#20 Reflections: You Can’t Have It All

Sometime this week I had to go to a location in the outskirts of the next town for my job (read more in #18). When I looked at Maps, it was...

Sometime this week I had to go to a location in the outskirts of the next town for my job (read more in #18). When I looked at Maps, it was going to take me more than hour to get there in public transport. There was 2 buses involved and a short walk to the place.

Or I could get there in 18 minutes in car.

I don’t have an insurance (yet), which means I could not take myself. But I though why not try asking mum. After all, I knew plenty of friends who ask their parents to take them all over the country and their parents willingly oblige. Surely, my parents wouldn’t mind doing this for me just this once?

I asked and was given a look and an immediate no. I tried to push it, ‘it’s only 20 minutes away’. My mum replied, ‘And you want me to drive 20 minutes back as well?’

Fair point. But why don’t other parents ask this to their children?

Did she care?

I knew it’s not that she didn’t care about the long journey I had to take instead. I heard her ask my dad to try make sure to pick me up on the way back from work. I woke up the next morning to find my lunch packed for me and a sunny-side up egg for my breakfast. I heard it in her stream of questions about the route I was planning to take.

I knew it’s not that she didn’t care.

But as I was taking my 1 hour 8 minute journey to the location, I couldn’t stop the thought from coming to me. Why can’t my parents just be like the parents of all these friends I have? Like those parents whose main job seems to chauffeuring around their daughters from the masjids to the shopping malls, to the next town to meet a friend, to back home.

I wondered if it was my fault.

Because just like the parents of these friends find this routine completely normal, the children (my friends) also find it completely normal to ring up their parents whenever they need a lift. For me, it’s the complete opposite. Asking my parents for a lift anywhere was usually the last resort. I’d rather walk, take a bus and a train rather than ask my parents to go out their way to take me somewhere. It’s not because they told me not to, but more because I didn’t like the idea of them going out their way just for me. Even in times where I had no choice but to ask them, there always with a nagging guilt that I am inconveniencing them.

With that being said, it’s a mystery to myself that I asked my mum about Tuesday.

Everything comes with a price

I continued to mull over it as I walked the short walk from the bus to the warehouse. What was so different in our family to these other families whose kids seem to have it all.

And then the penny dropped.

Because no, they didn’t have it all.

Yes, their parents seemed to be at their beck and call, ready to go out their way to make life easy for their kids. But there was another side to it. It’s not that they didn’t need to take public transport, it’s that they weren’t encouraged to. It’s not that they didn’t want better jobs in bigger cities, it’s that they couldn’t.

On one hand having your parents close by meant relative ease and comfort, but on the other side it meant restrictions and less freedom.

You can’t have it all.

Yes I couldn’t just tell my parents to pick me here and drop me there. Buy me this and get me that. But on the flip side this meant I could travel around more. I could get a good job in a city further away. I could move out.

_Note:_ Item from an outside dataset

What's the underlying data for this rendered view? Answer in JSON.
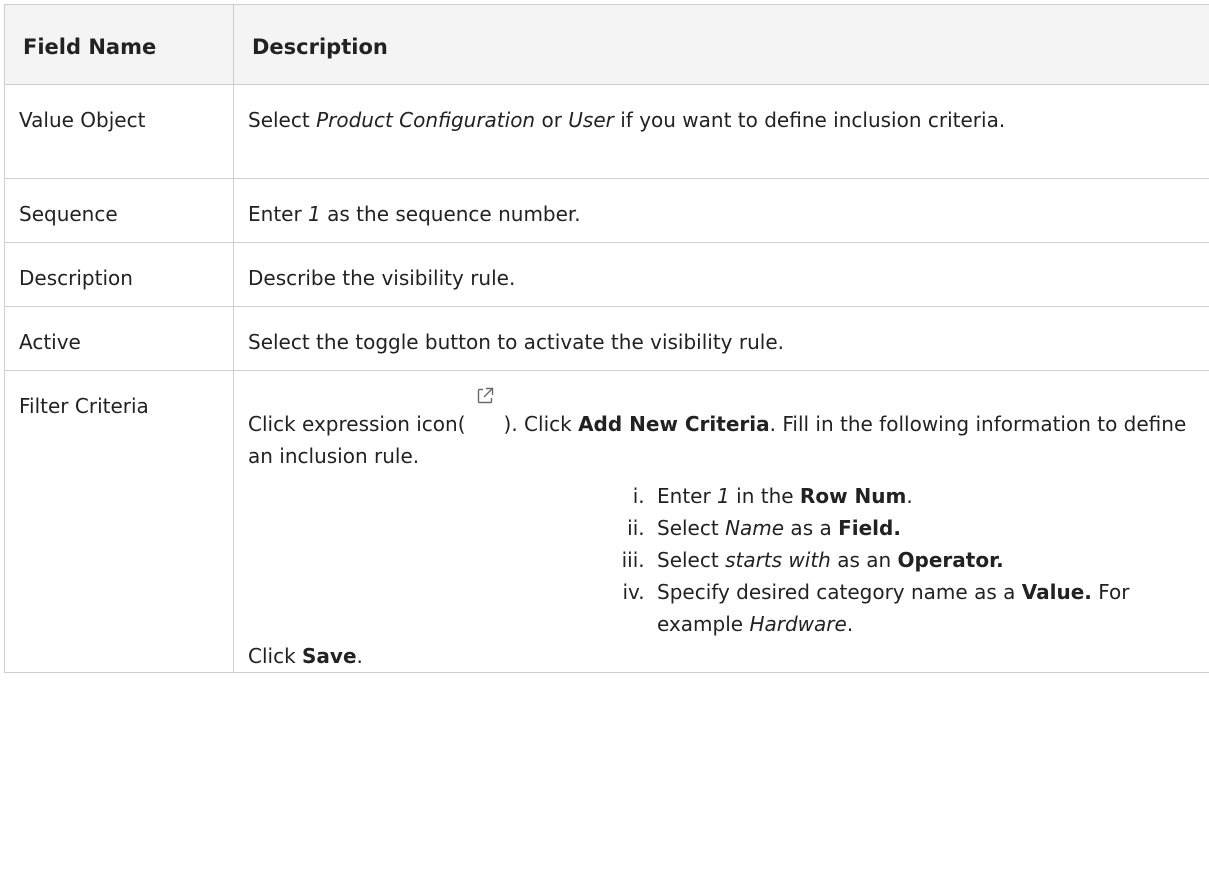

And as I walked towards the doorway of the warehouse, after 1 hour and 8 minutes I thought to myself which one do I prefer — comfort or freedom? If I could, would I trade in the relative freedom I get for the relative comfortothers have?

It didn’t even take a second to know what the answer was.

I whispered ‘Alhamdulillah’, turned the handle of the doorway and strode in.

It is very easy to look at another persons life and assume they have it better than you. A better family, a better friend, a better career.

But no one can have it all in this life. Everything comes with a price.

You might have the most righteous child, but they aren’t the extroverted loud child you always wanted to have. You might have the most fulfilling job out there, but their holiday policy sucks. You get some, you lose some. No one is living the perfect life because that is not the nature of this life. This is not Paradise.

But I think those who are the closest to gaining a sense of perfection in this life are those who focus on what they have been given by God and not what God gave others. Those who realise that God is Al Hakim (The Most Wise) and Al Aleem (The Most Knowing). And so every blessing He gave you is especially for you, because He knows you — what you want and need and most importantly, what is best for you.

And so instead of focusing on what God gave to others, think for a moment — would I really want to trade this package of blessings God gave me for someone else’s?